Monday was grand!
I took the day off from work to catch the arrival of the Mexican navy’s sail training ship, Cuauhtémoc. I was very fortunate to be allowed to do this from Foss’ Mikioi, the tug scheduled to assist the ship.
Although it was still hot, humid, and hazy, it was lovely and calm out on the water.
Heading out, we were escorted by a pod of spinner dolphins:
I will never get tired of seeing a sailing ship at sea. They are things of beauty.

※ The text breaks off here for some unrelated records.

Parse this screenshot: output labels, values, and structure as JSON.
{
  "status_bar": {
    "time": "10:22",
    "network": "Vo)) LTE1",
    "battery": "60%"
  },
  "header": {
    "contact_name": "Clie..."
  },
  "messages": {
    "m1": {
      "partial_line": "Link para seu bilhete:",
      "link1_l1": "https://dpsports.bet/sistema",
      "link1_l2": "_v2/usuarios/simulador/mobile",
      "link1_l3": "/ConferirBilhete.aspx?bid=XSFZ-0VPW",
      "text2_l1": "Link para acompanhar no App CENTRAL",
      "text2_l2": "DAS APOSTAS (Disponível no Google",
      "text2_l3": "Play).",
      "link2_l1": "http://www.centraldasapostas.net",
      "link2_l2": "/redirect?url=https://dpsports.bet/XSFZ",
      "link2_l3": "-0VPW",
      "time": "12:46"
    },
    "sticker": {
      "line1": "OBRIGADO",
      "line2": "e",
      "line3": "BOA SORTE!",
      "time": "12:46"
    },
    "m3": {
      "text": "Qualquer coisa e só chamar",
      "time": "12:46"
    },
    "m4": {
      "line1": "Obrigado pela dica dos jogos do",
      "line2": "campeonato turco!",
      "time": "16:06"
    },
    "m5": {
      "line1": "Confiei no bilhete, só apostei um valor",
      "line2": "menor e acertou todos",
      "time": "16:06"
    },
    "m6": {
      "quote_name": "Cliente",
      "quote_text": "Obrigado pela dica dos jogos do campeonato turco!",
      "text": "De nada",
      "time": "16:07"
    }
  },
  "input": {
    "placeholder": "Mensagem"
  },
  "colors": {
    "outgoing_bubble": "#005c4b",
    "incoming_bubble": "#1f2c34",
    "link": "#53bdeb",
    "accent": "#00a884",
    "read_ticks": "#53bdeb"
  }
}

Some views of Cuauhtémoc offshore:
Passing the sea buoy, with Diamond Head in the distance:
As the ship neared the harbor, the crew went aloft to man the yards:
Entering the harbor:
Captain Ed Enos was the pilot:
There was some confusion as to the time the ship was supposed to arrive at the pier, so we had to kill a bit of time in the harbor.
As a result, the crews of the Shin Oita Maru and Miyagi Maru at Pier 9 and the visitors on board the cruise ship Oosterdam, got a good look at the ship:
I got in some ship spotting.
Oosterdam at Pier 10:
High Endurance heading out:
Tug Pi‘ilani and pilot boat Kawika:
Crew members hauling the line from Mikioi aboard the ship:
Captain Kea Makekau carefully maneuvering Mikioi, per instructions from Captain Enos, to gently push the ship alongside Pier 8:
We returned to Pier 21. I was happy to get a peek at Mikioi‘s engine room before going ashore. 😀
After saying goodbye to new friends, I walked over to Aloha Tower.
Oosterdam‘s rat guards and bulbous bow:
Cuauhtémoc‘s crew attending to the figurehead (of Cuauhtémoc), part of preparing the ship to receive visitors:
One of Cuauhtémoc‘s rat guards:
Finally, I went over to Pier 7 to have a brief look at my ship. Poor girl. Forlorn…
Mahalo to Rick Wilson and Captain Whit Olson of Foss Maritime/Young Brothers. Also, thanks to Captain Ed Enos. Special thanks to Captain Kea Makekau, who made the photos possible!